Last year in a speech at UM, Marian Wright Edelman of the Children’s Defense Fund called on the public health community to invest in “the whole child, and not just our piece of a child.” SPH researchers are doing just that. Through a vast body of work aimed at making kids everywhere healthy, faculty, students, staff, and alumni are reducing—and in some cases eliminating—the dangers that threaten the young, and restoring the magic and hope we associate with that strange, miraculous, all-too-fleeting place called childhood.
From the Office of Public Health Practice:
Moms, Kids, and Care: Are there enough public health workers to provide the maternal and child health care services Detroit residents need? Thanks to a $300,000 grant from the Kresge Foundation, the SPH Center of Excellence in Public Health Workforce Studies is about to find out. Over the next two years, the center will survey the city’s community-based organizations to determine their contribution to the delivery of maternal and child health services in Detroit. The results will characterize the composition of this important segment of the public health workforce, which plays a critical role in ensuring that mothers and children get such vital services as pre- and postnatal care, nutrition counseling, and childhood immunizations. Established in 2009 with the aim of assessing public health workforce capacity, Michigan’s Center of Excellence is one of only two such centers in the nation.
The Challenges of Children's Health Research: Both the CDC and NIH recognize the need for community engagement if health research is to lead to real-life practice. But when clinical or community-based research involves children and adolescents, there are additional challenges:
- Parents may be concerned about--or fear--the nature, purpose, and potential impact of research.
- Children and adolescents need to be guaranteed confidentiality, especially when a research study involves sensitive issues such as sexual identity or sexual behavior.
- Researchers need both assent from children (who are not legally able to give their consent) and consent from parents.
- Research studies must be sensitive to the complexities of childhood development.

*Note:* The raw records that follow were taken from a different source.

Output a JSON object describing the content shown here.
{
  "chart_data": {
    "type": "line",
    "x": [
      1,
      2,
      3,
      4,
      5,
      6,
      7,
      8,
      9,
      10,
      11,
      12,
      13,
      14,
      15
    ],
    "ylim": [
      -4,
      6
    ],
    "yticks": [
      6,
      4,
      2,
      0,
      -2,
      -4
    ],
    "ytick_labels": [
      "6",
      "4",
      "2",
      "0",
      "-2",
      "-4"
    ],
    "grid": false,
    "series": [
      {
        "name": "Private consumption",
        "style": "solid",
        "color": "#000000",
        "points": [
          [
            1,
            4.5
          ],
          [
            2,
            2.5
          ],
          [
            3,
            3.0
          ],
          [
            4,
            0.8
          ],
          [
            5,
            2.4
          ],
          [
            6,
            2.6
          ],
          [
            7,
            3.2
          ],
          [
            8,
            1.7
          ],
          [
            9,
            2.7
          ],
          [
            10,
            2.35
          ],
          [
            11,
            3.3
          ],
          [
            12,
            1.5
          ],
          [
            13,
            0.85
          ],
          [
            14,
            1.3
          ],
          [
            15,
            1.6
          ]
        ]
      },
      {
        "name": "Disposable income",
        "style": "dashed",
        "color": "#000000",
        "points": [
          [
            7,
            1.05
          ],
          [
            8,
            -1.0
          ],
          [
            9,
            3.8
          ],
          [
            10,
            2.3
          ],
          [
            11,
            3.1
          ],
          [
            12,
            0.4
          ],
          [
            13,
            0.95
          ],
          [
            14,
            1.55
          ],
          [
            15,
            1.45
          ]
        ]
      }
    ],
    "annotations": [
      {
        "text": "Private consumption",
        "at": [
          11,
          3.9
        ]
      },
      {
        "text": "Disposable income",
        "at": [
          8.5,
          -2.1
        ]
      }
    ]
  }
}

- One of the most effective ways for researchers to reach both children and their parents is through the school system, and yet for safety reasons, school policies and regulations restrict access to students.
- It can be difficult to track children over long periods of time, especially with low-income or disadvantaged populations.
In collaboration with the UM SPH Office of Public Health Practice, the Michigan Institute for Clinical and Health Research (MICHR) addressed these and other issues during a workshop, “Improving Children’s Health through Community-Engaged Research,” in April. Workshop presentations are available online. Funded by a National Institutes of Health Clinical and Translational Science Award and based in Ann Arbor, MICHR is a community resource aimed at accelerating the translation of research into practice by providing infrastructure and other support services.